The responsibility of this defendant depends upon his knowledge and motive in returning the money and sending away the trunk. The statement of Quinio that upon his arrival at the house he declared to these comparative strangers, or to their servant, that the trunk was stolen, is not only intrinsically improbable but is contradicted by the testimony of all three of these people, and by inconsistent incidents of the case. The circumstance of the additional box furnished Quinio does not appear to be of special significance.
The testimony of the other witnesses tends to support the story of this defendant, rather than Quinio’s unless we accept the confession made in prison. Chu Chio claims that when he was arrested and for some time thereafter, he was informed that he was wanted only as a witness, being promised that he would be used only as such, and his claim to this effect, although contradicted by the detective, is sustained by the testimony of another Chinaman and by that of his counsel.
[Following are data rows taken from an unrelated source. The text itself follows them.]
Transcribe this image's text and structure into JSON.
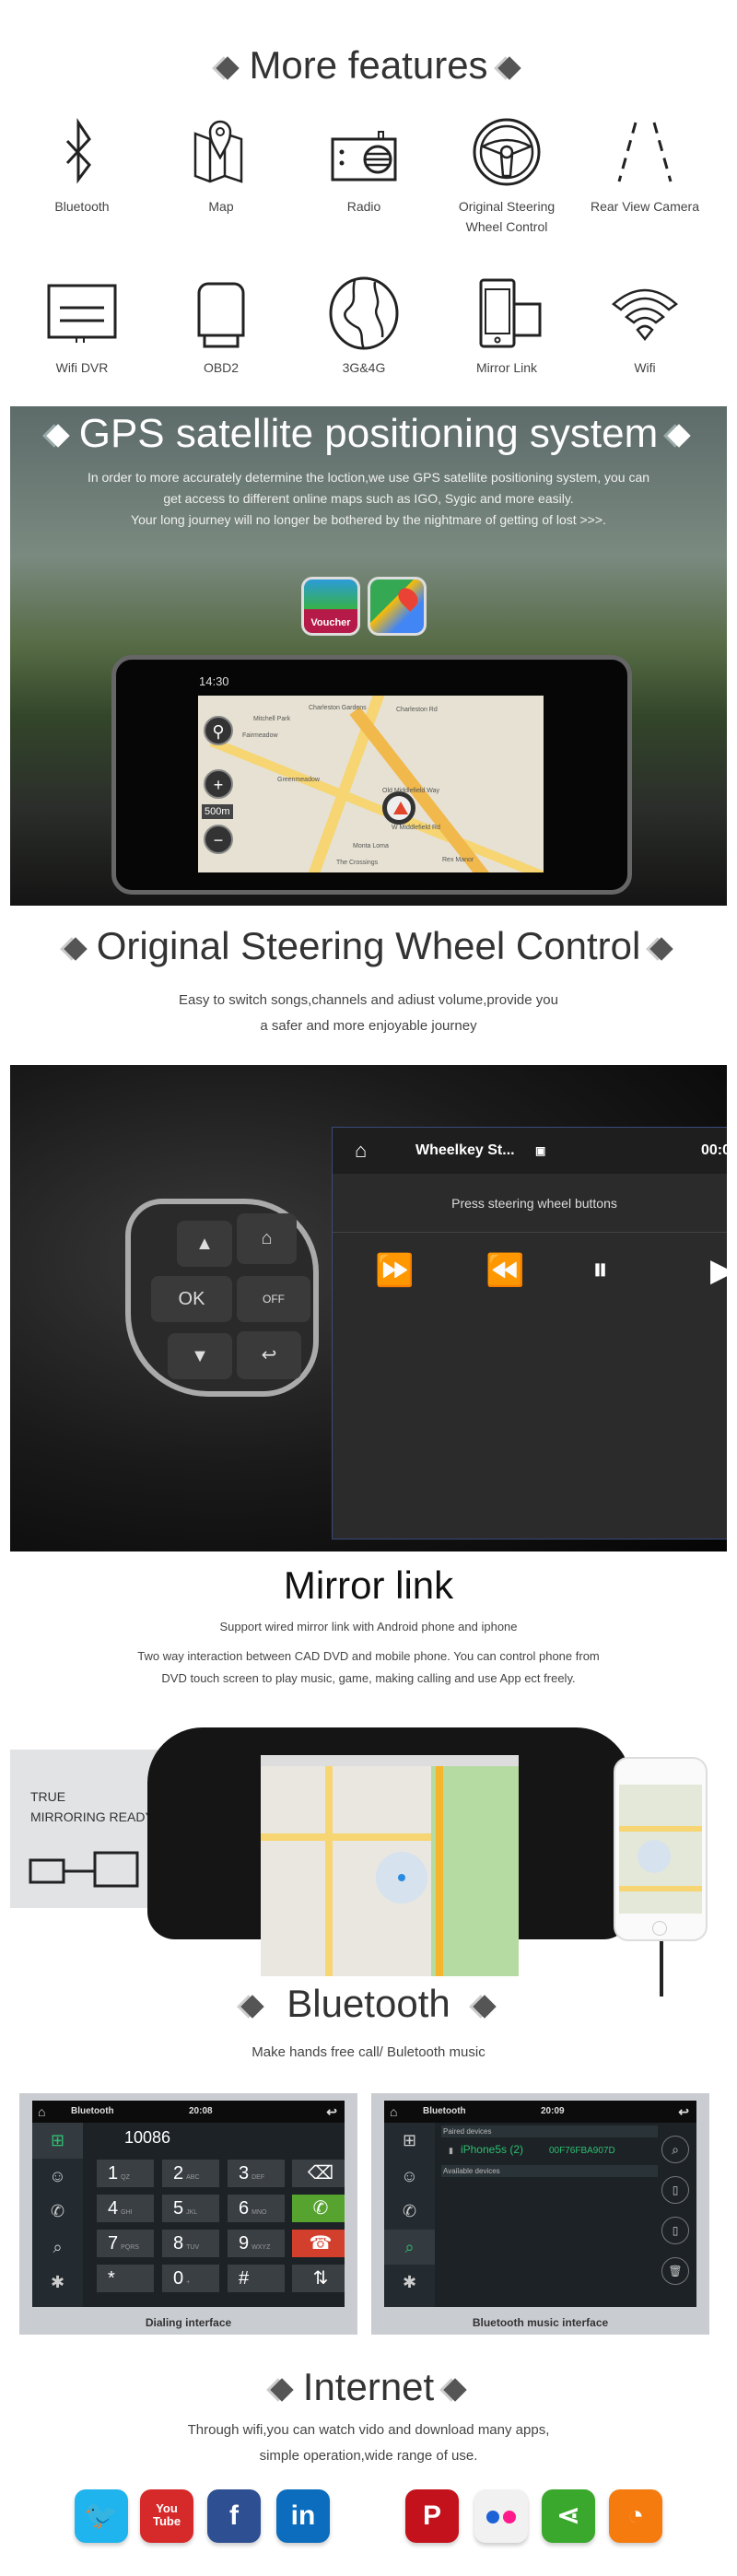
{
  "features": {
    "title": "More features",
    "items": [
      {
        "label": "Bluetooth",
        "icon": "bluetooth-icon"
      },
      {
        "label": "Map",
        "icon": "map-icon"
      },
      {
        "label": "Radio",
        "icon": "radio-icon"
      },
      {
        "label": "Original Steering Wheel Control",
        "icon": "steering-wheel-icon"
      },
      {
        "label": "Rear View Camera",
        "icon": "rear-camera-lines-icon"
      },
      {
        "label": "Wifi DVR",
        "icon": "dvr-icon"
      },
      {
        "label": "OBD2",
        "icon": "obd2-icon"
      },
      {
        "label": "3G&4G",
        "icon": "globe-icon"
      },
      {
        "label": "Mirror Link",
        "icon": "mirror-link-icon"
      },
      {
        "label": "Wifi",
        "icon": "wifi-icon"
      }
    ]
  },
  "gps": {
    "title": "GPS satellite positioning system",
    "lines": [
      "In order to more accurately determine the loction,we use GPS satellite positioning system, you can",
      "get access to different online maps such as IGO, Sygic and more easily.",
      "Your long journey will no longer be bothered by the nightmare of getting of lost  >>>."
    ],
    "voucher_label": "Voucher",
    "time": "14:30",
    "scale": "500m",
    "map_labels": [
      "Charleston Gardens",
      "Mitchell Park",
      "Fairmeadow",
      "Greenmeadow",
      "Old Middlefield Way",
      "W Middlefield Rd",
      "Monta Loma",
      "The Crossings",
      "Rex Manor",
      "Charleston Rd"
    ]
  },
  "steering": {
    "title": "Original Steering Wheel Control",
    "lines": [
      "Easy to switch songs,channels and adiust volume,provide you",
      "a safer and more enjoyable journey"
    ],
    "ok_label": "OK",
    "off_label": "OFF",
    "app_title": "Wheelkey St...",
    "clock": "00:0",
    "message": "Press steering wheel buttons"
  },
  "mirror": {
    "title": "Mirror link",
    "subtitle": "Support wired mirror link with Android phone and iphone",
    "lines": [
      "Two way interaction between CAD DVD and mobile phone. You can control phone from",
      "DVD touch screen to play music, game, making calling and use App ect freely."
    ],
    "badge_lines": [
      "TRUE",
      "MIRRORING READY"
    ]
  },
  "bluetooth": {
    "title": "Bluetooth",
    "subtitle": "Make hands free call/ Buletooth music",
    "dial": {
      "app": "Bluetooth",
      "time": "20:08",
      "number": "10086",
      "keys": [
        [
          "1",
          "QZ"
        ],
        [
          "2",
          "ABC"
        ],
        [
          "3",
          "DEF"
        ],
        [
          "4",
          "GHI"
        ],
        [
          "5",
          "JKL"
        ],
        [
          "6",
          "MNO"
        ],
        [
          "7",
          "PQRS"
        ],
        [
          "8",
          "TUV"
        ],
        [
          "9",
          "WXYZ"
        ],
        [
          "*",
          ""
        ],
        [
          "0",
          "+"
        ],
        [
          "#",
          ""
        ]
      ],
      "caption": "Dialing interface"
    },
    "music": {
      "app": "Bluetooth",
      "time": "20:09",
      "paired_header": "Paired devices",
      "device_name": "iPhone5s (2)",
      "device_mac": "00F76FBA907D",
      "available_header": "Available devices",
      "caption": "Bluetooth music interface"
    },
    "accent": "#2fbf71"
  },
  "internet": {
    "title": "Internet",
    "lines": [
      "Through wifi,you can watch vido and download many apps,",
      "simple operation,wide range of use."
    ],
    "apps": [
      {
        "name": "twitter-icon",
        "color": "#1fb4ee"
      },
      {
        "name": "youtube-icon",
        "color": "#d62a2a",
        "text": "You Tube"
      },
      {
        "name": "facebook-icon",
        "color": "#2f4f93",
        "text": "f"
      },
      {
        "name": "linkedin-icon",
        "color": "#0c6cbd",
        "text": "in"
      },
      {
        "name": "pinterest-icon",
        "color": "#c3121b",
        "text": "P"
      },
      {
        "name": "flickr-icon",
        "color": "#f1f1f1"
      },
      {
        "name": "share-icon",
        "color": "#3aa82c"
      },
      {
        "name": "rss-icon",
        "color": "#f57b0f"
      }
    ]
  }
}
It does not, however, appear necessary in this action to determine whether the confession was “freely and voluntarily made and not the result of violence, intimidation, threat, menace, or of promises or offers of reward or leniency” (Act No. 619, sec. 41) for the reason that the confession was extrajudicial and was made, not immediately to the officer who testified, but through the medium of an interpreter. This renders it inadmissible, because the witness upon the stand did not swear of his own knowledge as to what the accused had said. Although the circumstances in this case indicate a suspicion on the part of the defendant as to the ownership of the property brought to the shop by Quinio, they fail to bring home to him guilty knowledge sufficient to justify his conviction of crime. They are not altogether inconsistent with his innocence.
The sentence of the lower court is therefore hereby reversed and the defendant acquitted, with costs de oficio. So ordered.
Arellano, C. J., Torres, Johnson, and Willard, JJ., concur.